Altcoins
Why Solana’s Q2 gains might fuel SOL’s next price rally
Solana’s Q2 surge lifts TVL, boosts revenues and teases bullish momentum and yet traders now question if euphoria can last.
Key Takeaways
Solana wrapped up a strong Q2 with DeFi TVL up over 30% and app revenues more than doubling. Despite a slight pullback in Open Interest and cooling funding rates, SOL’s price structure and technical indicators remain bullish.
Solana [SOL] closed a sizzling Q2.
DeFi activity has surged, app revenues have tripled and the Alpenglow upgrade took things forward.
Real-world asset (RWA) value climbed to nearly $400 million, and fresh funding trends for Q3 look optimistic. Is Solana laying the groundwork for its next big breakout?
Solana: The quarter in review
Solana’s Q2 was marked by a surge in DeFi activity and ecosystem earnings, according to Messari’s recent report.
Total DeFi TVL jumped 30.4% quarter-over-quarter to $8.6 billion, with Kamino retaining its lead after a 33.9% boost.
At the same time, the network’s Application Revenue Capture Ratio – a measure of how well Solana apps convert economic activity into revenue – more than doubled from 126.5% to 211.6%.
This leap was fueled by increased validator earnings through base fees, priority fees, and MEV tips.
Together, these gains show that users are spending – and builders are getting paid.
Derivatives send mixed signals
Solana’s Open Interest (OI) climbed above $6 billion on the 14th of August before cooling to $5.28 billion.
A wave of leverage entered the market, likely fueling recent price momentum.
However, the decline in OI following the top is a sign of profit-taking or a flush of overextended positions. Funding Rates also spiked midweek, hinting at bullish sentiment, but later eased to a neutral 0.0009.

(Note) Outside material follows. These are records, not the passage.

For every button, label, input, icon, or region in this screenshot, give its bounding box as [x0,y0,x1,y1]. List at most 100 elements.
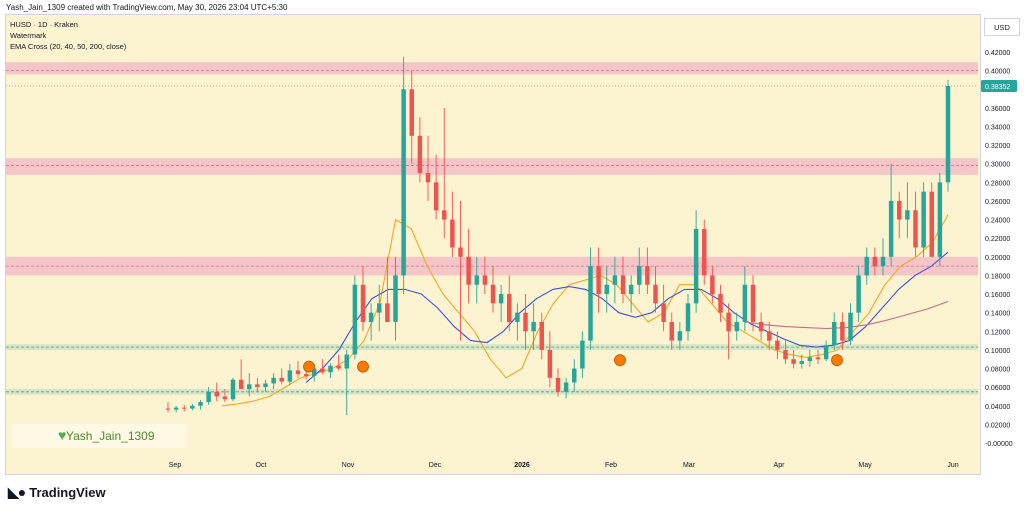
candle-body [295,370,301,375]
candle-body [450,219,455,248]
candle-layer [165,56,951,416]
candle-body [336,365,341,369]
candle-body [929,191,934,257]
candle-body [312,368,317,376]
candle-body [173,407,179,410]
last-price-tag [981,79,1017,92]
candle-body [287,370,293,382]
candle-body [945,85,951,183]
candle-body [913,210,918,248]
y-tick-label: 0.16000 [985,292,1010,299]
candle-body [799,361,804,364]
candle-body [888,200,894,257]
y-tick-label: 0.06000 [985,385,1010,392]
candle-body [669,321,674,341]
candle-body [238,379,244,390]
legend-symbol[interactable]: HUSD · 1D · Kraken [10,20,78,29]
candle-body [661,303,666,322]
candle-body [344,354,349,369]
candle-body [271,377,276,384]
candle-body [247,384,252,390]
candle-body [498,294,504,304]
candle-body [214,391,219,397]
y-tick-label: 0.32000 [985,143,1010,150]
candle-body [775,340,780,350]
signal-marker [303,360,315,373]
candle-body [263,383,268,388]
heart-icon: ♥ [58,427,67,443]
y-tick-label: 0.22000 [985,236,1010,243]
candle-body [815,357,821,360]
legend-ema-cross[interactable]: EMA Cross (20, 40, 50, 200, close) [10,42,127,51]
y-tick-label: -0.00000 [985,441,1013,448]
watermark-badge: ♥ Yash_Jain_1309 [12,424,186,448]
ema200-line [744,300,949,330]
x-tick-label: Oct [256,462,267,469]
x-tick-label: Dec [429,462,442,469]
candle-body [515,312,520,322]
zone-resistance-0 [6,62,978,75]
candle-body [433,182,439,211]
candle-body [328,365,333,373]
candle-body [783,349,788,360]
signal-marker [831,354,843,367]
candle-body [702,228,707,276]
x-tick-label: Sep [169,462,182,469]
candle-body [182,407,187,409]
candle-body [368,312,374,322]
y-tick-label: 0.08000 [985,367,1010,374]
marker-layer [303,354,843,373]
y-tick-label: 0.30000 [985,162,1010,169]
candle-body [206,391,211,403]
legend-watermark[interactable]: Watermark [10,31,47,40]
candle-body [742,284,748,322]
chart-legend: HUSD · 1D · Kraken Watermark EMA Cross (… [10,19,126,52]
candle-body [718,294,723,313]
candle-body [198,402,203,406]
y-tick-label: 0.10000 [985,348,1010,355]
currency-selector[interactable]: USD [984,18,1020,36]
candle-body [897,200,902,220]
candle-body [385,303,390,322]
candle-body [677,331,683,341]
candle-body [547,349,553,378]
candle-body [693,228,699,304]
candle-body [458,247,463,257]
candle-body [303,374,309,376]
candle-body [377,303,382,313]
candle-body [710,275,715,295]
y-tick-label: 0.04000 [985,404,1010,411]
y-tick-label: 0.18000 [985,273,1010,280]
candle-body [880,256,886,267]
signal-marker [614,354,626,367]
x-tick-label: Apr [774,462,786,469]
candle-body [222,396,228,400]
y-tick-label: 0.26000 [985,199,1010,206]
chart-pane[interactable] [5,14,981,475]
candle-body [490,284,496,304]
candle-body [482,275,488,285]
candle-body [685,303,691,332]
candle-body [555,377,561,392]
candle-body [230,379,236,400]
candle-body [620,275,626,295]
candle-body [531,321,536,332]
y-tick-label: 0.14000 [985,311,1010,318]
candle-body [393,275,398,322]
y-tick-label: 0.20000 [985,255,1010,262]
candle-body [352,284,358,355]
candle-body [320,368,325,373]
y-tick-label: 0.02000 [985,422,1010,429]
creator-line: Yash_Jain_1309 created with TradingView.… [6,3,288,12]
candle-body [523,312,528,332]
candle-body [653,284,658,304]
tradingview-logo[interactable]: ◣● TradingView [8,484,106,501]
candle-body [604,284,609,295]
tradingview-logo-icon: ◣● [8,484,26,500]
candle-body [905,210,910,220]
candle-body [856,275,861,313]
candle-body [360,284,366,322]
x-tick-label: Nov [342,462,355,469]
candle-body [823,345,829,360]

Taken together, the data showed that while traders were eager to bet on Solana’s upside, the euphoria has tempered. The market may now be shifting into a consolidation phase as it waits for the next catalyst.
SOL maintains bullish bias
At press time, SOL traded at $188.14, recovering modestly after a three-day pullback.
Price remained above the 9-day and 21-day SMAs ($186.04 and $178.00), so the short-term bullish structure was intact.
The RSI stood at 55.95 – neutral, but slightly leaning bullish – while OBV held steady at 78.6 million.
In fact, interest remained sustained despite recent profit-taking.
Overall, momentum cooled from mid-August highs, but technicals suggested SOL was still in a healthy uptrend with room to reignite upside—if broader conditions turned favorable.